Sadly, it was this option that led Ferguson into the world of sex trafficking. As it turns out, several young women lived at the home and were prostitutes. Ferguson didn't have engage with the johns, but she accompanied the other girls on their so-called appointments set up by the boyfriend.
"I never had to do anything, but I sat in on every appointment, so I would watch these girls lay themselves down and have sex with them, and I'd take the money from the men," said Ferguson, who did that for 3 months.
Ferguson ran away, however, when the pimp started pressuring her to become more involved as a prostitute. She realizes now she was being groomed all along.
"He would take me out, I would get my nails done, he would take me to get my hair done, he would take me to the movies, he would tell me I was this beautiful girl, he would tell me I know your family wasn't there for you, so I'm going to be there for you," said Ferguson.

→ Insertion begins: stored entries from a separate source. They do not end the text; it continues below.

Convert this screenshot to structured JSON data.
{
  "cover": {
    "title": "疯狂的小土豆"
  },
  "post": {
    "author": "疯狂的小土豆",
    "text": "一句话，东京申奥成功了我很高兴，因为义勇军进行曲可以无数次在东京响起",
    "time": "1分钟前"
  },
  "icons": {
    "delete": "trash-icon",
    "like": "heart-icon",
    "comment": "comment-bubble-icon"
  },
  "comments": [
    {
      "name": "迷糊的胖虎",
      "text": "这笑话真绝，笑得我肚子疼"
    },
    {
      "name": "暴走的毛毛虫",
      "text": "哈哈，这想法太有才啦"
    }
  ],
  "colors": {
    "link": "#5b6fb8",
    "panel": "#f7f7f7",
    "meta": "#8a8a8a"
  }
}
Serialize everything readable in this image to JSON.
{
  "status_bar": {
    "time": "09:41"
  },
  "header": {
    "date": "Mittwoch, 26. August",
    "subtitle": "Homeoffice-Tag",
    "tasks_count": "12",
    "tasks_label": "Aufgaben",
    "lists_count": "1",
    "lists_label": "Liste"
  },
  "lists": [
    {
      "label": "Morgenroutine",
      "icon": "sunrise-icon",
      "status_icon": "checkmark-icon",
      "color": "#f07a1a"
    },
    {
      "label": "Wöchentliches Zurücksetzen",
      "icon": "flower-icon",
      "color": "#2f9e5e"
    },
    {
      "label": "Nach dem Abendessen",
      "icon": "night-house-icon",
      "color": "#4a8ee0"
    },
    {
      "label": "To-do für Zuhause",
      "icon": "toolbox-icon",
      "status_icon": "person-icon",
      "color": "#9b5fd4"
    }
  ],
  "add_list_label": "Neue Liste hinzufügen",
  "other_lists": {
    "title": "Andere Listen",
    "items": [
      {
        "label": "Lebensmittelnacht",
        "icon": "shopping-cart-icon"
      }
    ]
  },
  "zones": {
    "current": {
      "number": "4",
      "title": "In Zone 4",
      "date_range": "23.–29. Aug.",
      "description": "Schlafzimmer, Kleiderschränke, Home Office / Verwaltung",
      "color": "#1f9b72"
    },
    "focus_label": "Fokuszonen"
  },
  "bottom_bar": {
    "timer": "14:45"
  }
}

When Ferguson tried to return to her high school, police were there waiting with her caseworker.
"My caseworker flew me back to Arizona," said Ferguson. "I was placed in CPS custody, and Arizona had custody over me. I was in group homes for another few months."
Ferguson was placed in group homes in the West Valley. Eventually, a mentor suggested Ferguson come to church with her in Chandler. The mentor wanted Ferguson to meet one couple from church, Jeanne and Bill Honsaker.
"I was like, I don't want to go church," said Ferguson. "The last person I want to be involved with is God right now. I have not been the godliest person. She's like, come to church. It will be fine."
The Honsakers say it is God that made it all possible. After the two got to know Ferguson for six weeks, the Honsakers and their three grown children made a monumental decision that would change all of their lives.
At lunch one day, they told Ferguson, by then 16, of their decision.
"I said honey, you didn't know this but we've been praying and talking about bringing you into our family, and we don't want to foster you," said Jeanne. "We want to adopt you, and I want Bill to walk you down the aisle, and I want to hold your babies, in that order. I told her I'm going to make mistakes, but we love you, and you will never go without feeling loved."
Ferguson calls them the Brady Bunch and her rescuers. They call her a survivor and amazing. Though moving forward surrounded by security and a loving family, Ferguson still wants to remember her past. The life she escaped.